Sonics offers another way to approach DRAM controller complexity: in the interconnect architecture
Much has been written of late about the growing problem of interfacing SoCs to DRAM. Among other issues, the effective bandwidth of a single DDR2 channel is often insufficient. Often, this is not because the raw bandwidth is too small, but rather because the amount of data requested, the sequence of addresses within the request, or the sequence of the requests violate the strict rules necessary to keep synchronous DRAM happy.
There have been various approaches to the problem. One approach, not recommended here, is to simply put enough DRAM controllers on the SoC so that the raw bandwidth is enormous, and whatever effective bandwidth the applications end up seeing is sufficient. Alternatively, some people have tried to explicitly control DRAM access patterns in software, either giving up on caches and explicitly managing on-chip SRAM, or moving critical loops to accelerators that use scratchpad instead of cache, managing loads and stores in microcode.
Other designers have tried to load the whole problem of translating the various needs of multitasking–sometimes multithreaded–CPUs with L1 and L2 caches, multiple accelerators, and other memory traffic sources all into the DRAM controller.
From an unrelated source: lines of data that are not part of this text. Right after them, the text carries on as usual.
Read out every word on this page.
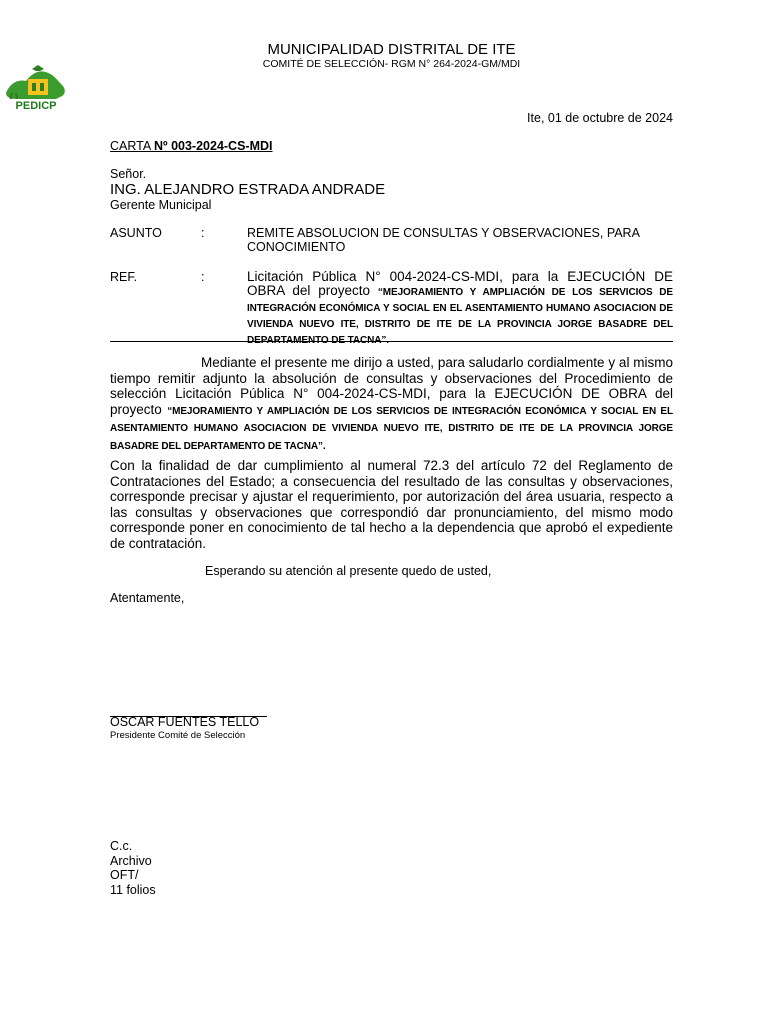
PEDICP
MUNICIPALIDAD DISTRITAL DE ITE
COMITÉ DE SELECCIÓN- RGM N° 264-2024-GM/MDI
Ite, 01 de octubre de 2024
CARTA Nº 003-2024-CS-MDI
Señor.
ING. ALEJANDRO ESTRADA ANDRADE
Gerente Municipal
ASUNTO	:	REMITE ABSOLUCION DE CONSULTAS Y OBSERVACIONES, PARA CONOCIMIENTO
REF.	:	Licitación Pública N° 004-2024-CS-MDI, para la EJECUCIÓN DE OBRA del proyecto “MEJORAMIENTO Y AMPLIACIÓN DE LOS SERVICIOS DE INTEGRACIÓN ECONÓMICA Y SOCIAL EN EL ASENTAMIENTO HUMANO ASOCIACION DE VIVIENDA NUEVO ITE, DISTRITO DE ITE DE LA PROVINCIA JORGE BASADRE DEL DEPARTAMENTO DE TACNA”.
Mediante el presente me dirijo a usted, para saludarlo cordialmente y al mismo tiempo remitir adjunto la absolución de consultas y observaciones del Procedimiento de selección Licitación Pública N° 004-2024-CS-MDI, para la EJECUCIÓN DE OBRA del proyecto “MEJORAMIENTO Y AMPLIACIÓN DE LOS SERVICIOS DE INTEGRACIÓN ECONÓMICA Y SOCIAL EN EL ASENTAMIENTO HUMANO ASOCIACION DE VIVIENDA NUEVO ITE, DISTRITO DE ITE DE LA PROVINCIA JORGE BASADRE DEL DEPARTAMENTO DE TACNA”.
Con la finalidad de dar cumplimiento al numeral 72.3 del artículo 72 del Reglamento de Contrataciones del Estado; a consecuencia del resultado de las consultas y observaciones, corresponde precisar y ajustar el requerimiento, por autorización del área usuaria, respecto a las consultas y observaciones que correspondió dar pronunciamiento, del mismo modo corresponde poner en conocimiento de tal hecho a la dependencia que aprobó el expediente de contratación.
Esperando su atención al presente quedo de usted,
Atentamente,
OSCAR FUENTES TELLO
Presidente Comité de Selección
C.c.
Archivo
OFT/
11 folios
This approach automatically makes the DRAM controller a proprietary design, and often makes it the differentiating feature of the SoC. It also makes it a nightmare.
Now Sonics, arguably the founders of the idea of SoC interconnect as intellectual property, are offering yet another approach: one that the company claims can often improve DRAM channel utilization to the point that architects can stay with DDR2, but one that also looks forward to DDR3 and beyond.
Unlike most other approaches, the Sonics architecture, which they call SX with IMT (Interleaved Multichannel Technology, in case you were wondering), embeds much of the intelligence necessary to managing DRAM bandwidth in the interconnect structure, rather than in the DRAM controller. This may appear counter-intuitive, but Sonics founder and CTO Drew Wingard argues that in order to solve the real problems of next year’s SoCs, this approach is necessary.
To begin with, Wingard says, the complexity of the on-chip environment is getting out of hand. Today there may be multiple CPUs, each with its own cache controller with its own protocol, plus a variety of accelerators with their own local RAMs or prefetching algorithms. Some requests will be for cache lines, others for Bytes or words, and others still for media-specific objects such as scan lines or video macroblocks. All of this traffic would normally descend on the DRAM controller in no particular order.
The Sonics architecture offers a set of specific memory transaction requests from which each of these devices may choose what they wish. For instance a device may request a cache line, or a 2-D block of 12-bit pixels. All of the requests flow into the interconnect architecture, are organized for optimum DRAM utilization, and then flow on to the DRAM controller. This requires considerable local intelligence and no little cleverness. Wingard points out, for example, that Sonics has found an algorithm that allows the interconnect protocol to keep transactions in-order for the functional blocks, reorder them for best use of the DRAM channels, and yet not have a substantial SRAM reorder buffer on the chip.
Wingard points out that DDR DRAM and the needs of SoC functional blocks have been evolving in quite different directions. The minimum burst length on synchronous DRAMs keeps getting longer, while the typical burst of data required for a cache line or a video macroblock remains 32 Bytes or less. This mismatch causes inherent underutilization of the DRAM bandwidth unless you do something about it.
Sonics addresses this with a multi-channel controller, splitting traffic between two or more DRAM channels in a way that is transparent to the application processors. To keep utilization on the channels high, the Sonics architecture employs transparent, fine-grained address interleaving and automatic channel-load balancing, also built into the interconnect architecture. The attempt here is to keep the processor-specific organization near the functional processing blocks, the DRAM-specific organization in the DRAM controller, and let the interconnect architecture mediate transparently between the two domains.
Looking forward, the SX with IMT architecture is already anticipating continued growth the bandwidth demands of future SoCs. It is also anticipating the increased burst lengths of DDR3. Less obviously, the architecture is also looking forward to entirely new DRAM interconnect schemes. As DRAMs leave their DIMMs and become members of stack-die or stacked-package assemblies, architects see the current synchronous interface going away altogether. In its place, some speculate, we will see an interface still based on very fast serial I/O at the physical layer, but logically giving the SoC direct access to the individual physical banks within the DRAM die. Proposals such as the Serial Port Memory Technology (SPMT) interface are headed in this direction. At that point, features such as the ability to support eight physical channels take on a whole new meaning.
Clearly the new Sonics interconnect architecture, absorbing much of the functionality of the most sophisticated custom DRAM controllers out there and even anticipating a radical departure from current DDR thinking, is beyond the scope of a single short article. But perhaps these notes have suggested the wealth of complexity in the architecture, and the wealth of creative thinking about the DRAM problem that has gone into it.